In a sharp indication of the political consequences of the euro crisis, Ireland's cascade of bad fortune has just reached the highest office in the land.

Amid calls for his immediate resignation from at least two MPs in his own Fianna Fail party and the withdrawal of support from coalition partners the Green Party, Prime Minister Brian Cowen was forced on Monday to announce the pending dissolution of his government.

"There will be a time for political accountability to the electorate," Mr. Cowen said in a terse address Monday night in which he pleaded with MPs to keep his government afloat until the austerity budget passes in exchange for an election in January.

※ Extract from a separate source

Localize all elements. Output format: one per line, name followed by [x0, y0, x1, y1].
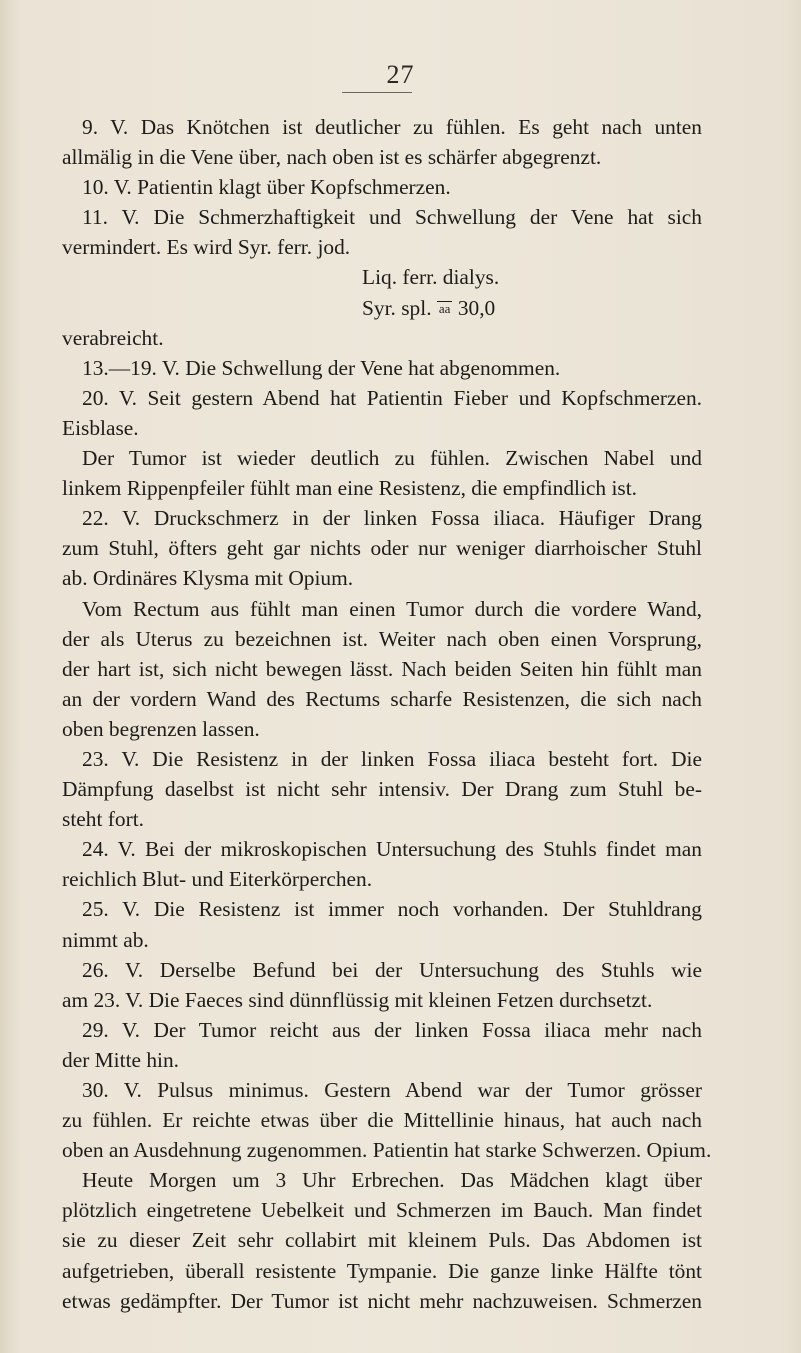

The turmoil and political uncertainty following a bailout that was meant to bring stability has done little to calm markets; despite hopes the package would ease Ireland's debt crisis, borrowing costs barely budged and the euro declined in the markets Monday. This has heightened concerns among European leaders that the rescue has failed and that further bailouts may be needed to prevent a run on Portuguese and Spanish banks and bond markets.

Hours after the European Union and the Washington-based International Monetary Fund negotiated an €85-billion bailout-loan package on Sunday, the Green Party, which holds the balance of seats that allows Mr. Cowen's Fianna Fail to govern, delivered a poison-pill announcement: it will pass the brutal austerity measures required as part of the bailout, but at the cost of killing the government.

Green Leader John Gormley, expressing the views of increasingly furious Irish citizens, said he would allow the government to pass a four-year program to slash a further €15-billion from government spending through tax hikes and service cuts in the Dec. 7 budget bill. But he demanded a national election in January in return, a move that will almost certainly end the career of Mr. Cowen and possibly eviscerate his party.

It offers a stark lesson for the leaders of other troubled European nations, including Portugal and Spain: Voters will revolt against a fiscal capitulation, and a decisive financial rescue can spread political contagion that will destroy a leader or a government faster than the crisis itself.

This may provoke other leaders to act less boldly than Mr. Cowen, and to put off international rescue as long as possible in order to save their political hide.

The allies of the Prime Minister, or Taoiseach, wasted little time in delivering the long knives on Monday, distancing themselves from a leader who has infuriated voters by insisting for weeks that Ireland's sovereignty would be kept intact - and by keeping Ireland's low 12.5-per-cent corporate tax in place while raising taxes and slashing welfare.

"The past week has been a traumatic one for the Irish electorate. People feel misled and betrayed," Mr. Gormley said. "But we have now reached a point where the Irish people need political certainty to take them beyond the coming two months. So we believe it is time to fix a date for a general election in the second half of January, 2011."

Mr. Cowen immediately agreed to these terms - but they might not be enough to keep his government in office until January. A by-election on Thursday will almost certainly reduce his coalition's majority to two seats, and dissentions within his own party mean he may not have enough votes to pass the Dec. 7 budget. If so, his government will fall.

There is a worry, in Ireland and elsewhere, that the political turmoil will lead to extremism. Small but noisy protests, including an attempt to break through the gates of the Prime Minister's office in Dublin, were organized yesterday by the nationalist party Sinn Fein, a party whose extreme economic views have kept it on the fringes but whose members appear poised to gain in elections, including Thursday's by-election in Donegal.

So far, the euro crisis has not unseated a government or produced a significant shift toward extremism in any of the afflicted countries. In fact, the degree of political harmony and co-operation has been a striking contrast to the chaotic path of devastation wreaked by debt markets.

But the political backlash in Ireland, and the resulting sense of instability it has instilled in those markets, may foretell a less harmonious period.